I start school on Monday which I'm excited about but it's definitely going to be a juggling act. A full time job, Dr's appointments every two weeks, class twice a week, homework, a planned trip to Las Vegas, Arizona for Spring Training, and Colorado to visit the grandparents is going to make for a crazy couple of months. But really, if my life wasn't super crazy, I'd be bored, so bring it on!

Have a great weekend!

Love,
Suzanne

Sunday, January 15, 2012

Finally!

We are so happy to finally announce we are pregnant! I found out November 18th thanks to a pregnancy test yes, indeed it was true, we were going to have a baby. Lance and I had been trying for a year to get pregnant and it is so funny how quickly the shock and excitement turned into sheer panic! hahahaha The panic has slightly worn off for now and we are just enjoying telling everyone. We truly feel blessed at how supportive everyone has been.

We really enjoyed telling both sets of families at Christmas time. We have some wonderful memories of Papa and Nana and Grandpa and Grandma realizing what their picture frames were telling them. The excitement they showed when realizing a grand baby was coming their way was so awesome.

At this point in my pregnancy I am about 12 1/2 weeks. I am very excited to be starting my second trimester. I am starting to see my stomach change and a baby bump is starting to form. I really am looking forward to being able to feel the baby moving. That is going to be awesome when that happens! I have been so lucky that I did not have one day of morning sickness. Lucky party of 1 indeed! This pregnancy hasn't been all full of rainbows and cupcakes. I have had some issues during my second month of pregnancy with elevated glucose levels. Which has been an added stress I really didn't need, but I will handle it. So far thanks to careful meal planning and lots and lots of walking, my glucose levels have remained exactly where we need them to be which is making this future mama very happy!

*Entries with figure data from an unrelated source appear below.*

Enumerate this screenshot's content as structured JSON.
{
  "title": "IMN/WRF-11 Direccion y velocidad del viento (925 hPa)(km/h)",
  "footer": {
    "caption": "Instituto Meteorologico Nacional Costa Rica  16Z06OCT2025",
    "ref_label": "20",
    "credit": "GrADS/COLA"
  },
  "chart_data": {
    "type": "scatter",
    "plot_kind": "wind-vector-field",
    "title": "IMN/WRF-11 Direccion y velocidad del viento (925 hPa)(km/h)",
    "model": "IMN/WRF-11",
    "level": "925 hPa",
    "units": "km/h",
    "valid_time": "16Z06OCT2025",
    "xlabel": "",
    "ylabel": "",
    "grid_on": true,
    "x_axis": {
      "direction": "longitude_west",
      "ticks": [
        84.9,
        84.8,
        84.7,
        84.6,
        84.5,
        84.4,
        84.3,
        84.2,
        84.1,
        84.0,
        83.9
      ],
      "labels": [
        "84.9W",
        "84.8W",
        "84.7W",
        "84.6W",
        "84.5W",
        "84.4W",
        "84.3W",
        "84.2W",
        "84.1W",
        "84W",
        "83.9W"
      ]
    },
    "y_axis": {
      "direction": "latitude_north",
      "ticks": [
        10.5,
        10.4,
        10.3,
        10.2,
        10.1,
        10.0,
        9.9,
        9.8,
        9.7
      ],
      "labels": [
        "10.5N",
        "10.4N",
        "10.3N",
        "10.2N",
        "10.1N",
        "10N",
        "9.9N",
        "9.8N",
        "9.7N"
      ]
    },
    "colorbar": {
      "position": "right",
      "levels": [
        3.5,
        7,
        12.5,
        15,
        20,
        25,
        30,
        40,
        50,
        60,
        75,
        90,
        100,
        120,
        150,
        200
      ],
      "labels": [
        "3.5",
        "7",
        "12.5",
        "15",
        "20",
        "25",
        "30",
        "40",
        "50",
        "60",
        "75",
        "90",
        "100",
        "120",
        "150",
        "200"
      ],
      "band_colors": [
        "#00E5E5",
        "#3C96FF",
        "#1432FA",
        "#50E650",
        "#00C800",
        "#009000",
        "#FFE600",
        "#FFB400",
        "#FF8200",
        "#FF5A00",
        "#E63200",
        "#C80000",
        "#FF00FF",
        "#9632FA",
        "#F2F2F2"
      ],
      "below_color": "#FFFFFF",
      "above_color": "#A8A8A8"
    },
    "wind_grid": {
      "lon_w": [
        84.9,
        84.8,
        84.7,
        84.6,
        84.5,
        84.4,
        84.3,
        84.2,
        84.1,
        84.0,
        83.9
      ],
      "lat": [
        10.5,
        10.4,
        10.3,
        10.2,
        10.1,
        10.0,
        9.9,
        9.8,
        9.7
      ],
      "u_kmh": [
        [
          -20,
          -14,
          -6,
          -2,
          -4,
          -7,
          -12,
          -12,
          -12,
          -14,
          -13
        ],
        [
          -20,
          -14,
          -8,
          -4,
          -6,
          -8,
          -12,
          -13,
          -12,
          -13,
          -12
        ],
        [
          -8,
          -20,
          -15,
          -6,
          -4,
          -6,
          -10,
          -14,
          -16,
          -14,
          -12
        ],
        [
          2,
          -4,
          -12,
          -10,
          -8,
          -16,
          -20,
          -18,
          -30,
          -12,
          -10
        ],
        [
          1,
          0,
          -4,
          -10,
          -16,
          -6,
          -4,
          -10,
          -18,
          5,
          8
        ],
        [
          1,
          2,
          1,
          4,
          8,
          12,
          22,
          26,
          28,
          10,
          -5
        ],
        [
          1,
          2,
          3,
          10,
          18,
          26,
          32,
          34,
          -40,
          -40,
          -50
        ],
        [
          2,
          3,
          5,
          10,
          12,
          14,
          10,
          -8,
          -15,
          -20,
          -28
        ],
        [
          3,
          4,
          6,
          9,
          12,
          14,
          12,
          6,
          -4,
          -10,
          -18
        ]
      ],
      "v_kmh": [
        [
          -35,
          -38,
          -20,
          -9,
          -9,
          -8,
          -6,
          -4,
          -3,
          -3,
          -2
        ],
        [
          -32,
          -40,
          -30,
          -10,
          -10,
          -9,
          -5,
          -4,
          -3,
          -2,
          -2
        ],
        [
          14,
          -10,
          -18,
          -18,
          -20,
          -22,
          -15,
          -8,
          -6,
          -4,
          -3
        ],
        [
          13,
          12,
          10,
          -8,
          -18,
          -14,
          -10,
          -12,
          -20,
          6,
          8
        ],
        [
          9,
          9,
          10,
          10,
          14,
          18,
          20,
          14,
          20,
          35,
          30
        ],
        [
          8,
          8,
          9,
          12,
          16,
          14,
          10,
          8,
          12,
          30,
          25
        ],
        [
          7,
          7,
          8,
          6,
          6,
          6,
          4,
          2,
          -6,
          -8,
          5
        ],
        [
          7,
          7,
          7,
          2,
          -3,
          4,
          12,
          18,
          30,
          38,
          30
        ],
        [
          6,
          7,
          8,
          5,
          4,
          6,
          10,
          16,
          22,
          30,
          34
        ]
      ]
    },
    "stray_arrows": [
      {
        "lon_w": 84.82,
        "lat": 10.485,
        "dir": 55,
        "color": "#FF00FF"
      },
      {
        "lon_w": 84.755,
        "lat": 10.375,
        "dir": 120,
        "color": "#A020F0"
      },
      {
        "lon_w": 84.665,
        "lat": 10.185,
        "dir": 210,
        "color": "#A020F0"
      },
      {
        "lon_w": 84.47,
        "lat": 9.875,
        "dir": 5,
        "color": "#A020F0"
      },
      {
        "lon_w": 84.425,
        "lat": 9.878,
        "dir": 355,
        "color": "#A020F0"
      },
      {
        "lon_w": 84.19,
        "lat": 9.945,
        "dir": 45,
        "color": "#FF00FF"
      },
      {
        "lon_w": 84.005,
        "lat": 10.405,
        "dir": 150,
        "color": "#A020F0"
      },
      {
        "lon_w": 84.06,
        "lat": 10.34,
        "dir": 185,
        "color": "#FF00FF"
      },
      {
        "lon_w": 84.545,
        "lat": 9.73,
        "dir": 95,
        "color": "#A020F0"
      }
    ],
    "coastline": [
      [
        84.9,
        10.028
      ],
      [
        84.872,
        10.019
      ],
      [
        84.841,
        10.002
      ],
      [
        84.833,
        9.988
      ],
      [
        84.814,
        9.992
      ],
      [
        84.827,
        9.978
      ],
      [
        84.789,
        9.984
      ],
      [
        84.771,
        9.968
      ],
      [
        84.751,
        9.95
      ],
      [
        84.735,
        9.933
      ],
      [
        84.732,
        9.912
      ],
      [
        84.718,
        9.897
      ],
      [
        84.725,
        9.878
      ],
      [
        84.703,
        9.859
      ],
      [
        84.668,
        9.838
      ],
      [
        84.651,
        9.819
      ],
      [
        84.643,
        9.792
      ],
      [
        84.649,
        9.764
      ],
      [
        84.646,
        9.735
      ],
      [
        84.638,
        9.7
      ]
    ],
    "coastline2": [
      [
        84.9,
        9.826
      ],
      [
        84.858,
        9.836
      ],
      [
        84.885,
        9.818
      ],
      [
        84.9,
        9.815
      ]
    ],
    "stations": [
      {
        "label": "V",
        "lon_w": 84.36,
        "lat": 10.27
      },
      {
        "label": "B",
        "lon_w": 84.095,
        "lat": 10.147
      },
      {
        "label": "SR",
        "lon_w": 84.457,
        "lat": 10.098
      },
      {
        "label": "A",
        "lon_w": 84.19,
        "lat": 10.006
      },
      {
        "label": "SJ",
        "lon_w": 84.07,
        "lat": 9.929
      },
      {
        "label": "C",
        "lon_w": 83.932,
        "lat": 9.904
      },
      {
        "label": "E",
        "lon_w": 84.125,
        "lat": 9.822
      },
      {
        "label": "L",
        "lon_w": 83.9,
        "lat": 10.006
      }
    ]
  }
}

Lance has really stepped up and has made the first few months of pregnancy as easy on me as he can make it. The elevated glucose level issue has really changed our day to day lives and how we prepare for our day and I really could not have done it without him. The planning and exercising 3 times a day has just become a part of our daily routine and is not so overwhelming as it was when the madness first started.

Lance is over the moon at the thought of becoming a daddy. People have asked if we want a boy or a girl and we really have no preference. Just a healthy baby is all we really care about. We are going to find out though, I'm not a big fan of surprises. I'm a planner; and I have no desire to start planning the nursery, clothes etc. after the baby arrives! During these blog posts I'm going to refer to the baby as him just because I don't want to type them or he/she every time.

We did get to see the baby last week when I had one of my appointments. The baby was actually starting to look like a baby and not an alien which was so cool. Lance and I were both speechless. As soon as the baby came on the screen he waved at us. He may have just been moving his arm, but I'm counting it as a wave. And I'm sure he was saying "hi mom and dad!!" but we just couldn't hear him.

I'll keep everyone updated on how my appointments are going and how we are holding up. We probably won't stop worrying and stressing until the baby arrives in mid July. Then after that we will have 18+ years of worrying ahead of us. hahahaha What have we signed up for?!?!?!!? :) I always knew I was a worrier, but I didn't realize until just recently I may have married someone who worries more than me. This poor kid. His parents are crazy and he doesn't even know it yet. Poor thing will realize it when we wrap him in bubble wrap before we let him outside to play!